By Carl E. Dutton, Ranger Naturalist
On the west rim of Crater Lake there are two very conspicuous peaks known as The Watchman, and Hillman Peak. The Watchman is well known to visitors at Crater Lake because of its accessibility and the presence of a fire-lookout at its summit from which sunsets are especially attractive. The jagged form of Hillman Peak, a short distance north of The Watchman, rises 1979 feet above the surface of Crater Lake. It is the highest point on the crater rim. Viewed from The Watchman, the layers of volcanic material in Hillman Peak are inclined southwestward at such a steep angle as to produce a conspicuously abnormal relationship as compared to the gently inclined layers of the (ancient) volcanic mountain which existed before the formation of the present crater. The reason for the steeply inclined layers of Hillman Peak is not entirely apparent when viewed from The Watchman.
From a point on the rim just north Hillman Peak one may obtain a rather diagrammatic east-west cross section of the crater wall below the peak. This view reveals that the upper portion of the peak is composed of layers of lava and fragmental material which are inclined westward at an angle of 35 degrees from the horizontal. Below a succession of such layers there is an area of cinder material which is well stratified, the beds dipping westward only 20 degrees. Toward the crater wall the cinder layers terminate abruptly against a mass of rock and rock fragments.
When Hillman Peak and the crater wall below the peak are studied from Wizard Island to the east, or even from the Sinnott Memorial to the southeast, the interruption of the normal volcanic sequence is very apparent. The normal succession of approximately horizontal layers of lava and fragmental material extends upward from the lake through about half of the crater wall. The layers of lava and fragmental material in the adjacent and upper half of the crater wall are interrupted below Hillman Peak by a triangular mass resembling the cross section of a cone whose apex is upward and whose sides include an angle of approximately 90 degrees. The edges of the layers of lava and fragments adjacent to the triangular mass turn up and overlap on the sides of the triangular area. Close examination revealed that the triangular mass is the same as the cinder mass described from a point on the rim just north of the peak, the view from the north presenting an east-west cross section while the view from the east or southeast presenting essentially a north-south cross section. The sketch accompanying this article shows Hillman Peak and the crater wall below the peak as seen from the Sinnott Memorial, southeast of the peak. Viewed from the east or southeast, spires of massive rock are seen in almost a central position in relation to the triangular cinder area.
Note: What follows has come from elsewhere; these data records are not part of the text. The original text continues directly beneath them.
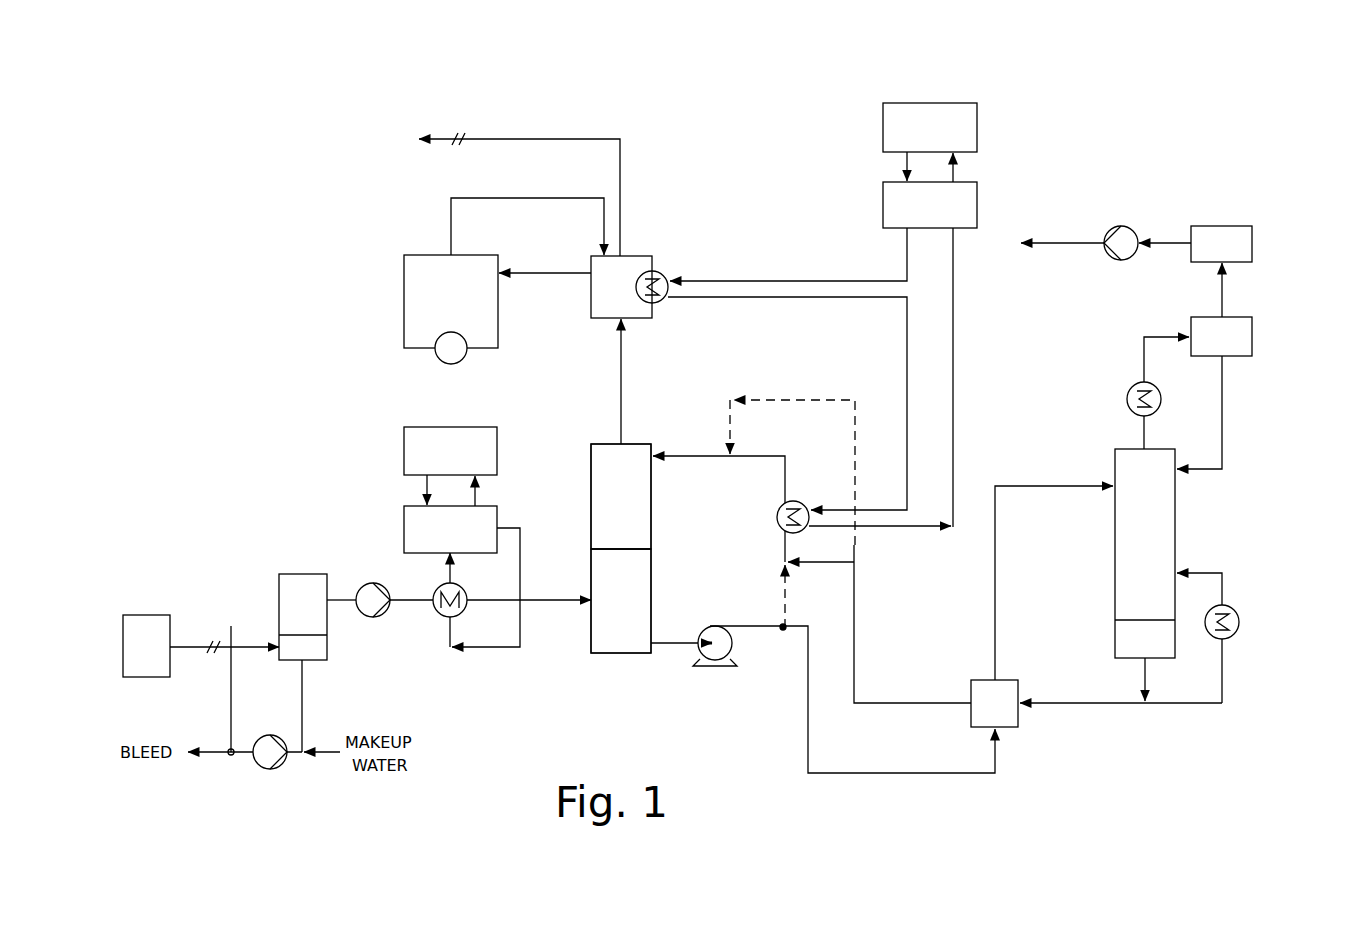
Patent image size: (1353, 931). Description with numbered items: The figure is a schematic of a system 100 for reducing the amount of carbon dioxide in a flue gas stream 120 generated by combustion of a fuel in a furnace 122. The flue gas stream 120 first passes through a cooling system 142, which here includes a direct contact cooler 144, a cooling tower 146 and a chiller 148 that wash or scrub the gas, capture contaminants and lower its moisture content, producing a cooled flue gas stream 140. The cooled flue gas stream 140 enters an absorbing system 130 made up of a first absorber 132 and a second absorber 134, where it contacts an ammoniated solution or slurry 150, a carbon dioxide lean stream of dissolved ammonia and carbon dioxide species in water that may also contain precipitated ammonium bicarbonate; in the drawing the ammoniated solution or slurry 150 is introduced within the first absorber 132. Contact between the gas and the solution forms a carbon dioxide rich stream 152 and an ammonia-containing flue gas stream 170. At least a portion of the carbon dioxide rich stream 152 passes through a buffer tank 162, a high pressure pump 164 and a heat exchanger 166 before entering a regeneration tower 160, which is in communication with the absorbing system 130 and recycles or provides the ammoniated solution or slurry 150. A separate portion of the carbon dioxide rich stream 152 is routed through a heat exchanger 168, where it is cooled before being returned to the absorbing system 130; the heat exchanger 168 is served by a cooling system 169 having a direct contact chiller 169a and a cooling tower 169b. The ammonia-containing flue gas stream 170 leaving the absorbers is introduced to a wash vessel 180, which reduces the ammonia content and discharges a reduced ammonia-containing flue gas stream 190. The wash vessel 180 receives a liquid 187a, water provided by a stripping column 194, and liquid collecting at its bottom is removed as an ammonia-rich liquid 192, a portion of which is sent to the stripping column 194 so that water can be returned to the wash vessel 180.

The system 100 is at (404, 59).
The flue gas stream 120 is at (220, 652).
The furnace 122 is at (147, 615).
The absorbing system 130 is at (585, 684).
The first absorber 132 is at (640, 532).
The second absorber 134 is at (638, 593).
The cooled flue gas stream 140 is at (552, 610).
The cooling system 142 is at (382, 638).
The direct contact cooler 144 is at (303, 573).
The cooling tower 146 is at (404, 448).
The chiller 148 is at (404, 527).
The ammoniated solution or slurry 150 is at (668, 458).
The CO2 rich stream 152 is at (683, 647).
The regeneration tower 160 is at (1175, 532).
The buffer tank 162 is at (1267, 291).
The high pressure pump 164 is at (1063, 245).
The heat exchanger 166 is at (1018, 680).
The heat exchanger 168 is at (778, 522).
The cooling system 169 is at (944, 163).
The direct contact chiller 169a is at (883, 198).
The cooling tower 169b is at (883, 122).
The ammonia-containing flue gas stream 170 is at (628, 410).
The wash vessel 180 is at (635, 255).
The liquid 187a is at (580, 198).
The reduced ammonia-containing flue gas stream 190 is at (547, 137).
The ammonia-rich liquid 192 is at (562, 272).
The stripping column 194 is at (404, 298).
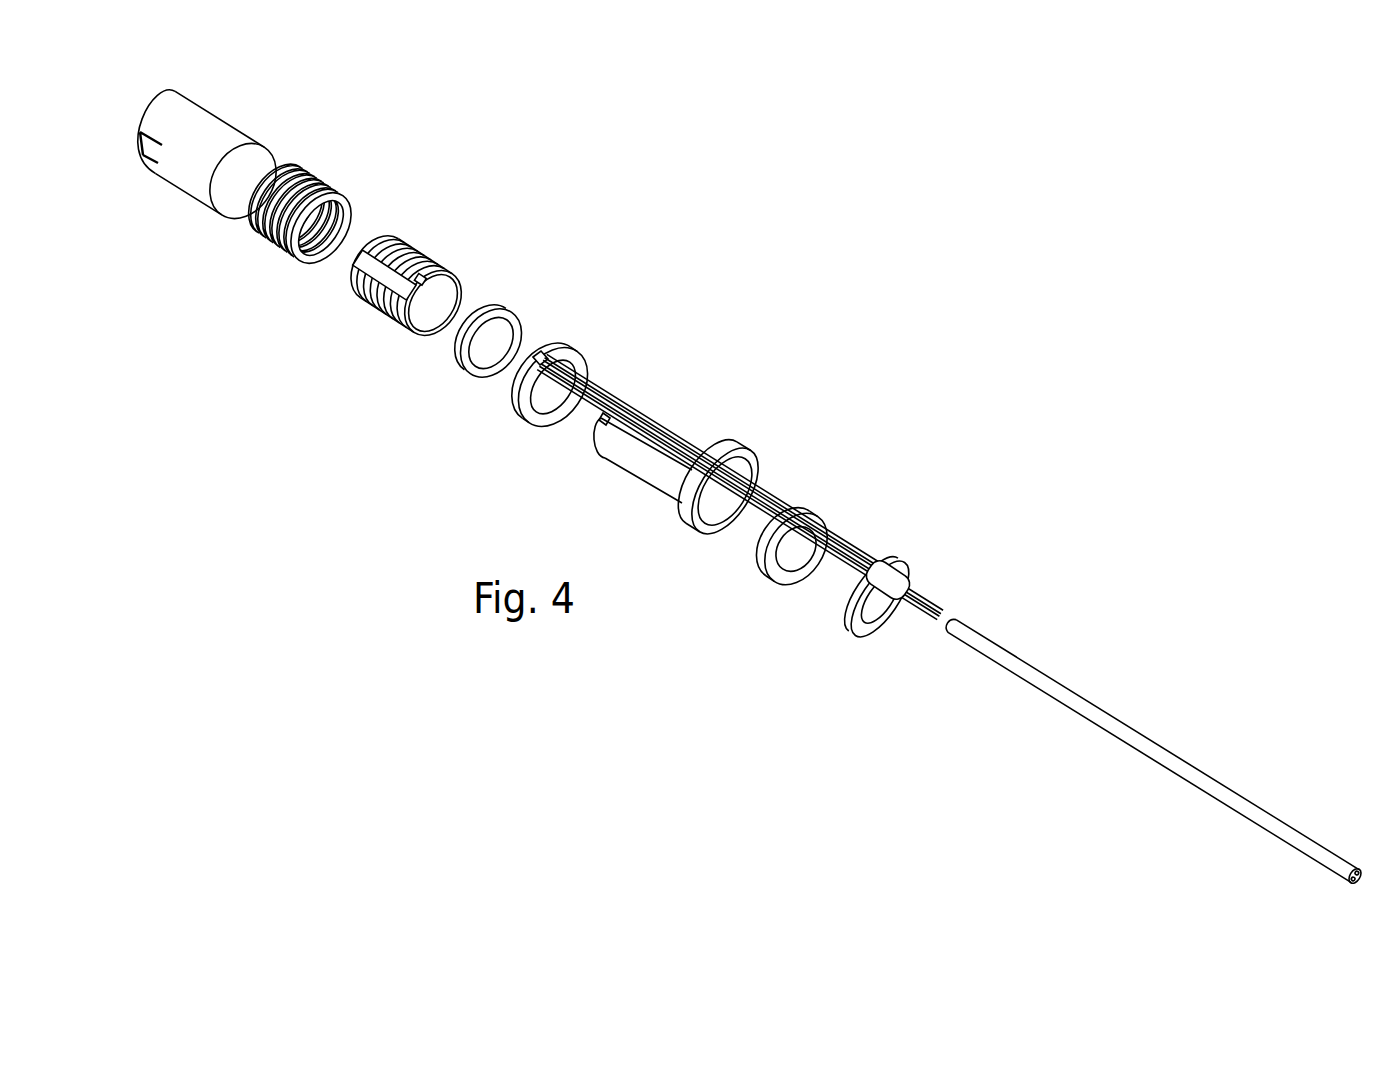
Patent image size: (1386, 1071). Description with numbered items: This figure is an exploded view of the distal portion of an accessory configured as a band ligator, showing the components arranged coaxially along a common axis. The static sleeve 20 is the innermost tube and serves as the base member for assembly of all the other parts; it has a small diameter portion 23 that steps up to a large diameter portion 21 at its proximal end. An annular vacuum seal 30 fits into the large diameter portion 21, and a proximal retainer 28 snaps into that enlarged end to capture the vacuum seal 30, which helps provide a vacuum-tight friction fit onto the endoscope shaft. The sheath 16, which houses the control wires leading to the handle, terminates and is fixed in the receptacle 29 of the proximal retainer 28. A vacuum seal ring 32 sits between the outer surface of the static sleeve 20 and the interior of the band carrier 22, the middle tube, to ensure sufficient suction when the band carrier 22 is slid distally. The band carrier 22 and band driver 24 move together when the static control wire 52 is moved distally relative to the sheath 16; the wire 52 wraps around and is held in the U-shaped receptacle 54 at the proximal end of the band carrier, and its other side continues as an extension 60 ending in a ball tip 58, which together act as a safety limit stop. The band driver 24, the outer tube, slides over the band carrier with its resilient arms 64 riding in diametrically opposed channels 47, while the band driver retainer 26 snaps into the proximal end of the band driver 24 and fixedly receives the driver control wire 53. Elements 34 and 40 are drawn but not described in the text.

The sheath 16 is at (1065, 703).
The static sleeve 20 is at (740, 458).
The large diameter portion 21 is at (738, 446).
The band carrier 22 is at (377, 271).
The small diameter portion 23 is at (702, 480).
The band driver 24 is at (187, 148).
The band driver retainer 26 is at (549, 358).
The proximal retainer 28 is at (884, 606).
The receptacle 29 is at (907, 580).
The annular vacuum seal 30 is at (770, 578).
The vacuum seal ring 32 is at (470, 367).
The coil spring 34 is at (310, 178).
The ribs 40 is at (394, 278).
The channels 47 is at (384, 275).
The static control wire 52 is at (617, 391).
The driver control wire 53 is at (597, 378).
The U-shaped receptacle 54 is at (420, 279).
The ball tip 58 is at (606, 423).
The extension 60 is at (541, 352).
The resilient arms 64 is at (152, 160).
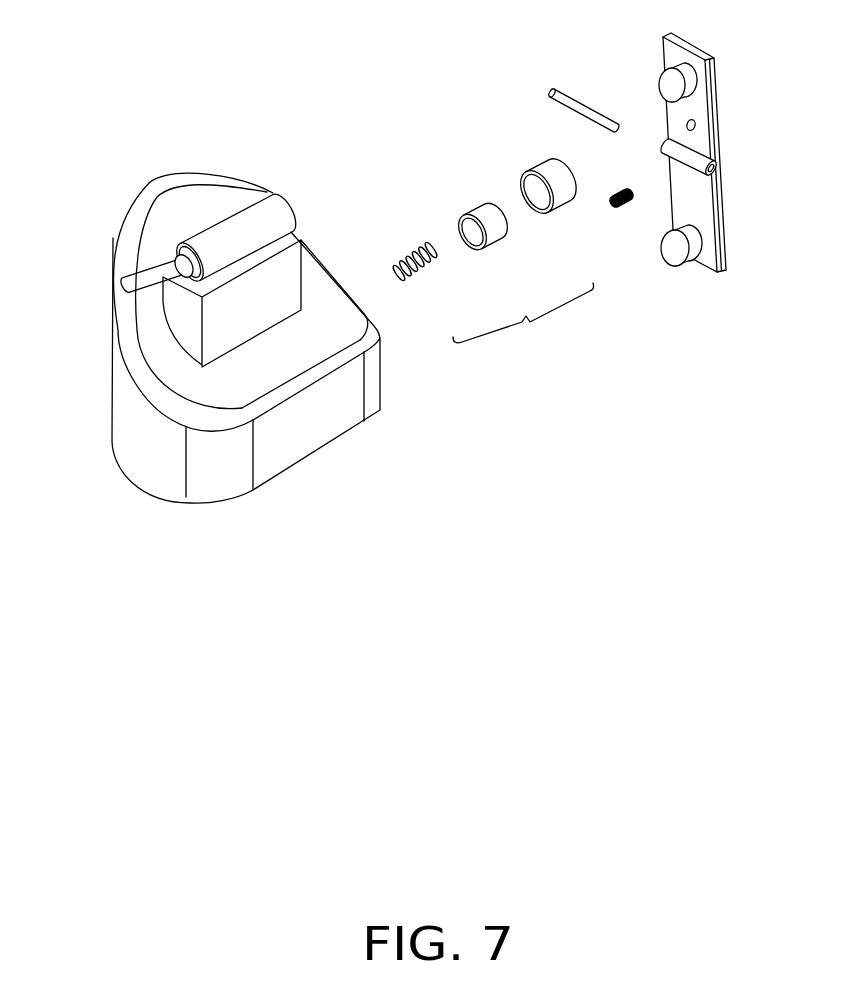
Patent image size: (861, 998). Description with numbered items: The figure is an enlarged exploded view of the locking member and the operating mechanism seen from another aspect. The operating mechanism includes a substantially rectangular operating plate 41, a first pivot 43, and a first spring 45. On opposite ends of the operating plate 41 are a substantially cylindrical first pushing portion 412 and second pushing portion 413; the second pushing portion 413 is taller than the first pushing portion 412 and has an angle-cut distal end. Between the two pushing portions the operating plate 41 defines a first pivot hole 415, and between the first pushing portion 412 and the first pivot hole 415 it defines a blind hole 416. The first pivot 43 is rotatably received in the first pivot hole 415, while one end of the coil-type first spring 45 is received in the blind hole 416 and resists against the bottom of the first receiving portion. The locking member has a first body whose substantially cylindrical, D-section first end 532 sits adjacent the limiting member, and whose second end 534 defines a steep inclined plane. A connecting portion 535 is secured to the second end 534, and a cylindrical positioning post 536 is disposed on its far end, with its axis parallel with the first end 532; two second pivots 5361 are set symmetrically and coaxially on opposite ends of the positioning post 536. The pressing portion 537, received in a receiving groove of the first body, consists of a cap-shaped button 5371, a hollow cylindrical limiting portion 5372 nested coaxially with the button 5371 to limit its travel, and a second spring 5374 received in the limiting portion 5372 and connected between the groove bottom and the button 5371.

The operating plate 41 is at (722, 213).
The first pushing portion 412 is at (680, 65).
The second pushing portion 413 is at (698, 247).
The first pivot hole 415 is at (715, 165).
The blind hole 416 is at (693, 123).
The first pivot 43 is at (578, 110).
The first spring 45 is at (624, 190).
The first end 532 is at (148, 448).
The second end 534 is at (172, 358).
The connecting portion 535 is at (183, 307).
The positioning post 536 is at (243, 220).
The second pivots 5361 is at (187, 260).
The pressing portion 537 is at (523, 321).
The button 5371 is at (565, 193).
The limiting portion 5372 is at (492, 232).
The second spring 5374 is at (420, 273).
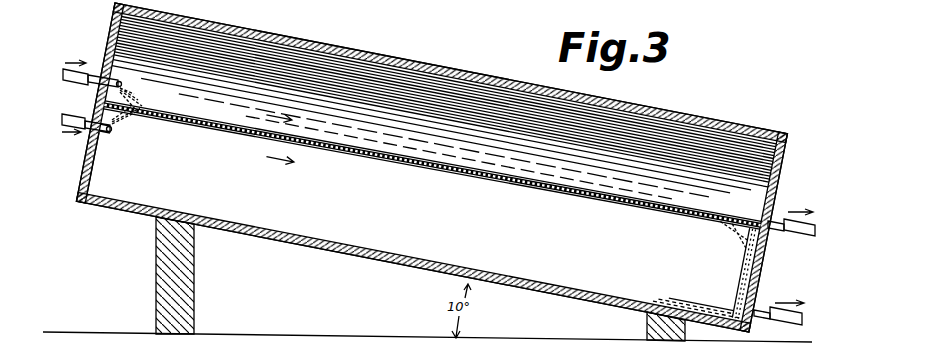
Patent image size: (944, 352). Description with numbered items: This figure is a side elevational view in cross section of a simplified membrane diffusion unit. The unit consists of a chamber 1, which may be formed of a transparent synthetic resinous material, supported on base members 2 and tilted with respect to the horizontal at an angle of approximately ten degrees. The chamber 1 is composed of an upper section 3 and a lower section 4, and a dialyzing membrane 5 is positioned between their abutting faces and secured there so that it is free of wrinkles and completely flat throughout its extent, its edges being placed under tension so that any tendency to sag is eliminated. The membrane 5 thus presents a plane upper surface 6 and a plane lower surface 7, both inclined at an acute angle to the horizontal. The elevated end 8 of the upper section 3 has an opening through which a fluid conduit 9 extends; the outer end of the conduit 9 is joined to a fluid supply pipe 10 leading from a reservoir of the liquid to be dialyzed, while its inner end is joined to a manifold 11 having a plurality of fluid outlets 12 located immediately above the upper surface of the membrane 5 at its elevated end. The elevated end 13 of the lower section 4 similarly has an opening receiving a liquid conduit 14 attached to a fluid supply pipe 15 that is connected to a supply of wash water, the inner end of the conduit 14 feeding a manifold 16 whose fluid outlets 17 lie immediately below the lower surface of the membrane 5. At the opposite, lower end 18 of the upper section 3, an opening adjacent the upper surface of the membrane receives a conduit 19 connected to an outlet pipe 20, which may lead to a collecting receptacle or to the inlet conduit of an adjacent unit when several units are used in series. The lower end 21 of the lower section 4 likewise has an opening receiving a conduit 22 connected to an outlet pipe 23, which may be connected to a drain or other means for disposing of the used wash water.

The chamber 1 is at (433, 63).
The base member 2 is at (200, 301).
The upper section 3 is at (356, 50).
The lower section 4 is at (308, 247).
The dialyzing membrane 5 is at (578, 200).
The upper surface 6 is at (445, 166).
The lower surface 7 is at (434, 173).
The elevated end 8 is at (112, 14).
The fluid conduit 9 is at (102, 74).
The fluid supply pipe 10 is at (68, 77).
The manifold 11 is at (121, 84).
The fluid outlets 12 is at (126, 92).
The elevated end 13 is at (82, 168).
The liquid conduit 14 is at (88, 118).
The fluid supply pipe 15 is at (64, 122).
The manifold 16 is at (112, 132).
The fluid outlets 17 is at (118, 128).
The lower end 18 is at (781, 171).
The conduit 19 is at (779, 220).
The outlet pipe 20 is at (800, 238).
The lower end 21 is at (763, 273).
The conduit 22 is at (768, 309).
The outlet pipe 23 is at (788, 325).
These masses of rock are the same ones against which the edges of the cinder material terminate as previously described.
From these observations it may be concluded that the materials and the structures are indicative of a secondary cone on the slopes of the ancient volcanic mountain which existed before the formation of the crater now occupied by Crater Lake. The overlap of the layers of lava and fragmental material on the slopes of the cinder cone show that they successively surrounded the subsidiary cone and were influenced by its position and form. At least a portion of the elevated character of Hillman Peak is caused by the accumulation of materials about a subsidiary vent on the western slope of the ancient mountain. In addition to these features, the colors of the rock in the crater wall below Hillman Peak are most likely the result of alteration produced by the escape of gases and solutions along fractures in the vicinity of the conduit as it became plugged with solidifying lava which one sees today as the spires of rock at the center of the cinder cone.